CHRONIK 13.11.2014

Eltern wollten Mord an Mirela (20) rächen

© ORF
Die Eltern der ermordeten jungen Bosnierin in Saalfelden forderten die Herausgabe des Tatverdächtigen. Die Polizei musste die aufgebrachte Familie mit Pfefferspray zurückhalten.


Der bestialische Mord an der bosnischstämmigen Mirela B. (20) in der Gemeinde Saalfelden in Salzburg hatte für Aufsehen gesorgt.
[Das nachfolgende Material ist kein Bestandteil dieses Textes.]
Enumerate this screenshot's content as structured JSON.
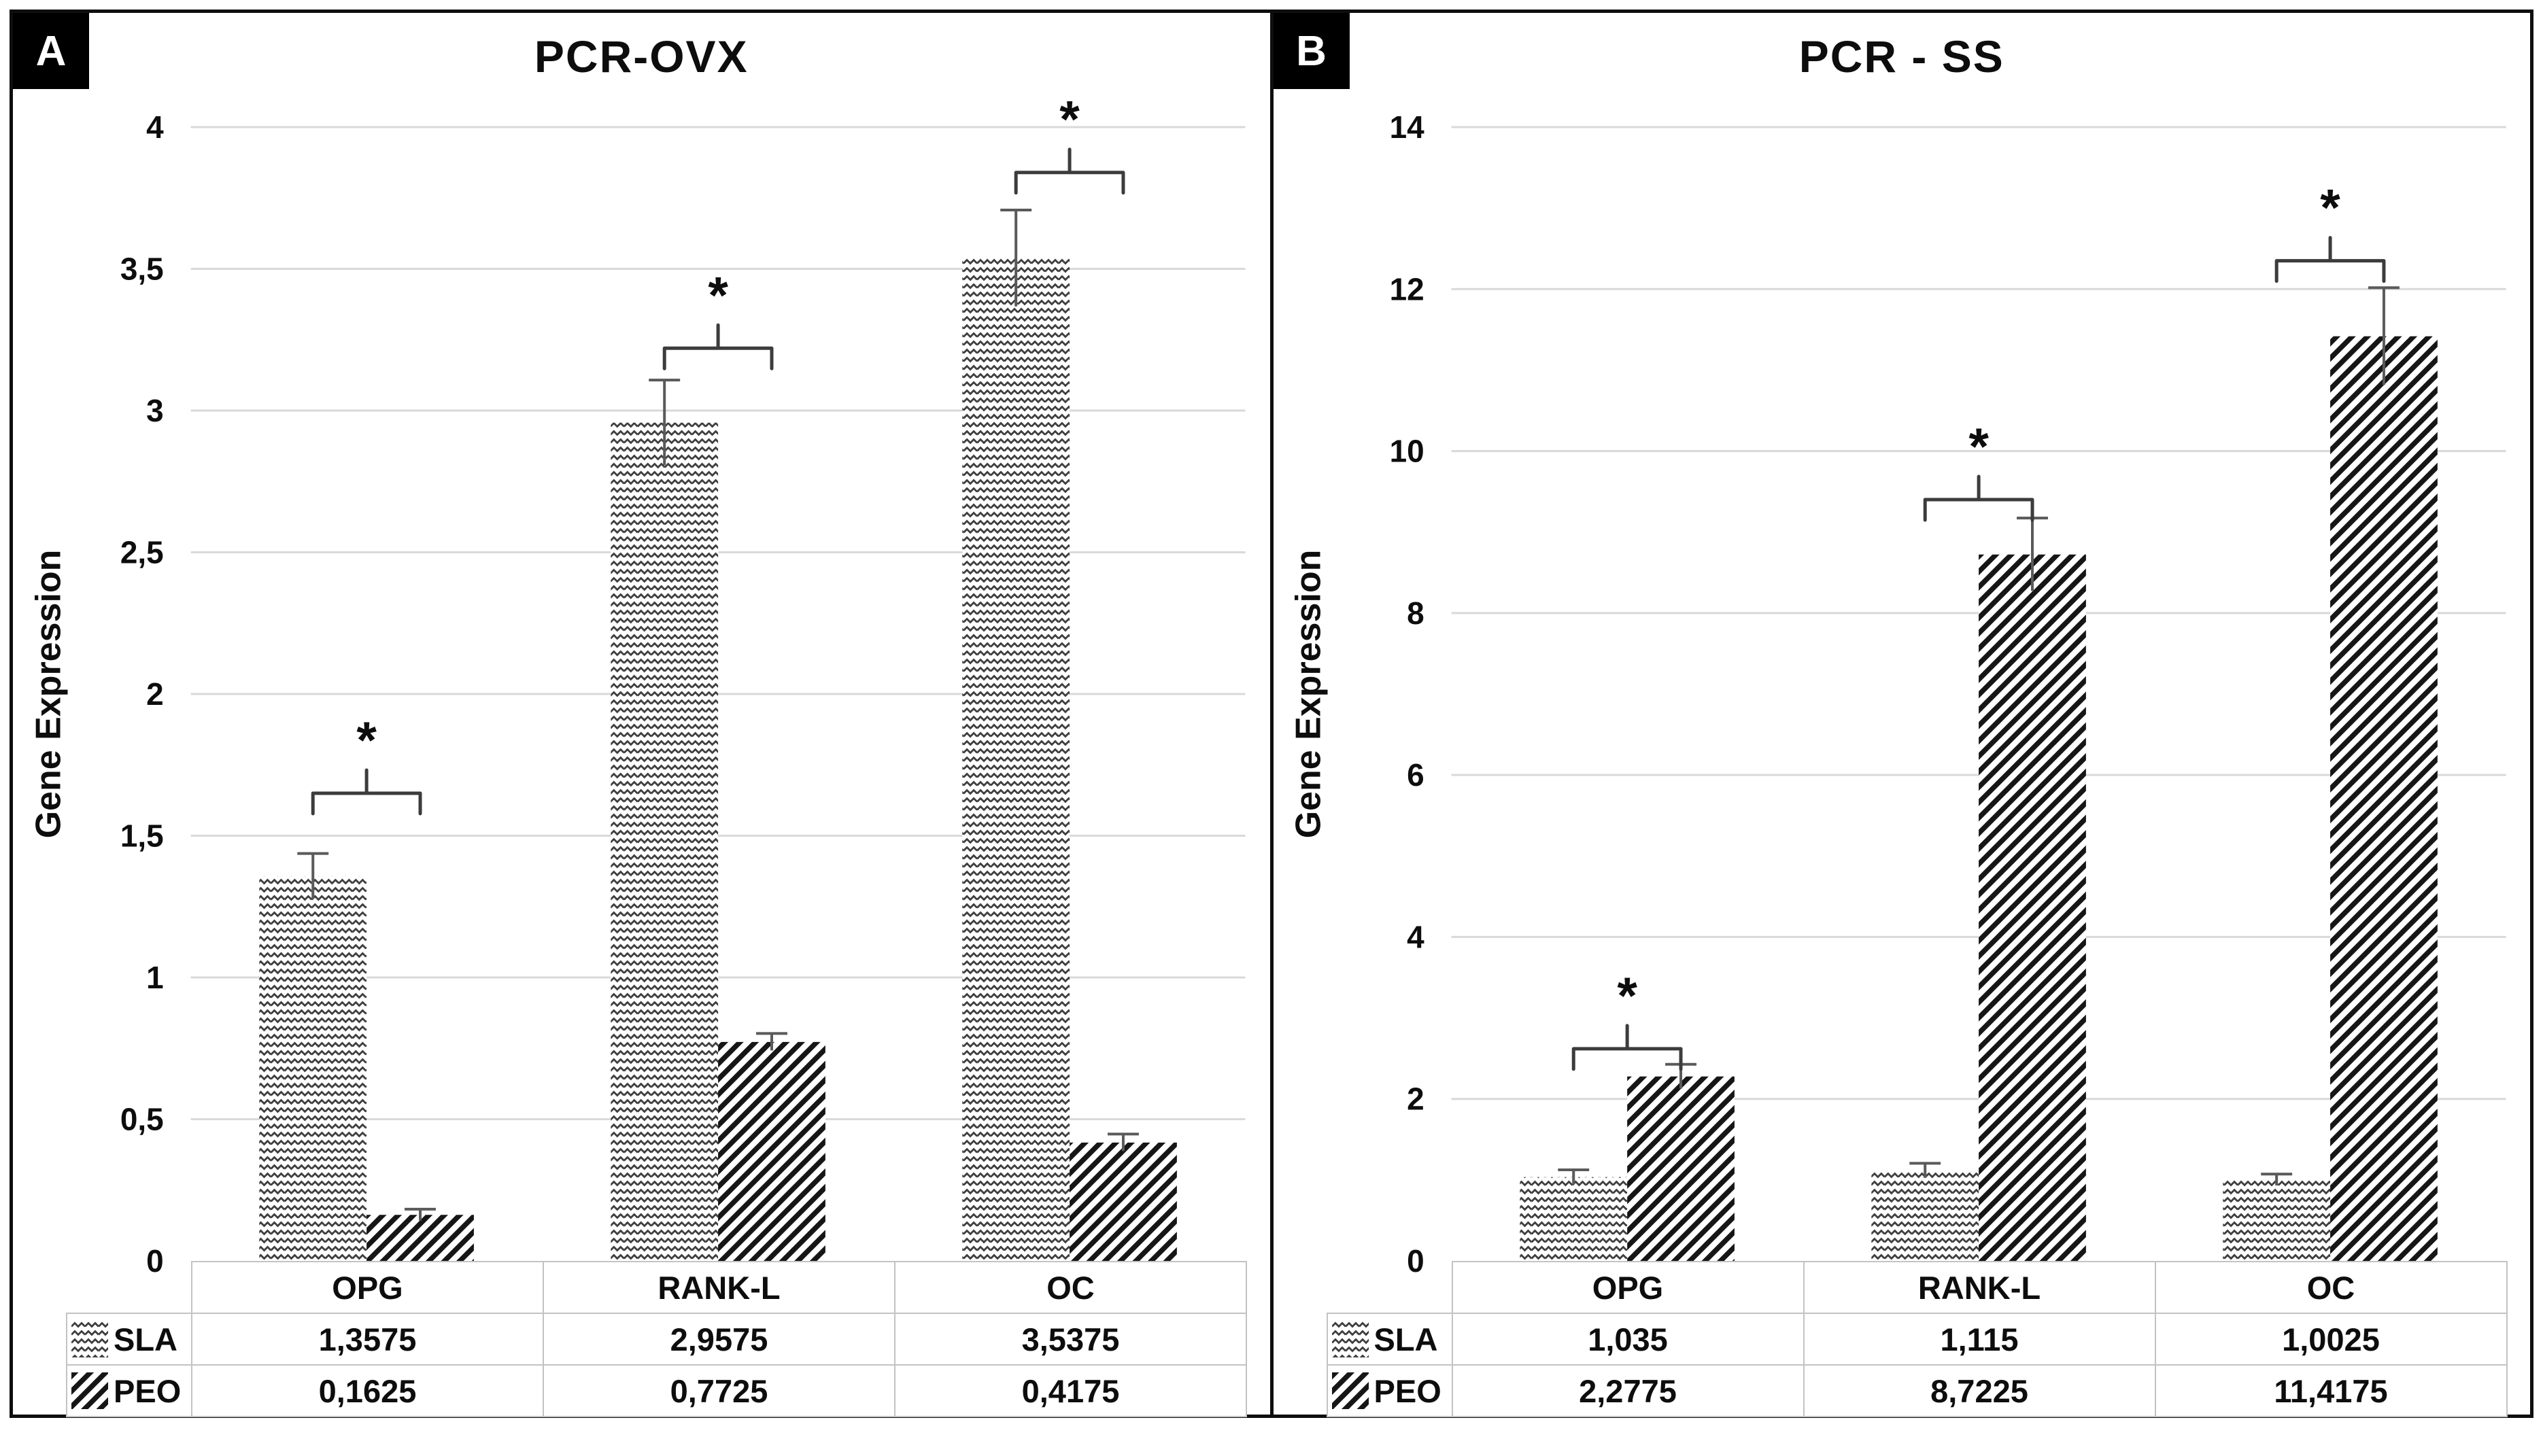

Was man anfangs für eine Beziehungstat gehalten hatte, stellte sich als Ritualmord heraus. Laut Berichten regionaler Medien soll der Tatverdächtige Aleksandar I. (20) (es gilt die Unschuldsvermutung) die junge Frau mit mehreren Messern rituell ermordet und ihr okkulte Symbole in die Haut geritzt haben. Der Verdächtige soll sich bereits seit längerer Zeit in online-Foren mit Okkultismus und sogar Nazi-Verehrung beschäftigt haben.

"Warum schützt ihr den Mörder?"

Nun kam es bei einem Lokalaugenschein mit der Polizei zu Tumulten. Als die Beamten den Verdächtigen zur Rekonstruktion des Falls an den Tatort führten, kam es zu dramatischen Szenen mit den Angehörigen des Opfers. Verwandte und Freunde der ermordeten Frau versuchten das Fahrzeug mit dem Tatverdächtigen aufzuhalten. Es kam zu einem Handgemenge mit den Einsatzkräften. Die Polizei musste mit dem Einsatz von Pfefferspray drohen, als die aufgebrachten Eltern des Opfers die Herausgabe des Täters forderten. „Warum schützt ihr den Mörder meines Kindes?“, schrie die entsetzte Mutter der ermordeten jungen Frau.

„Es ist niemand verletzt und niemand festgenommen worden“, sagt Polizei-Sprecher Ortwin Lamprecht. Gröbere Ausschreitungen konnten verhindert werden.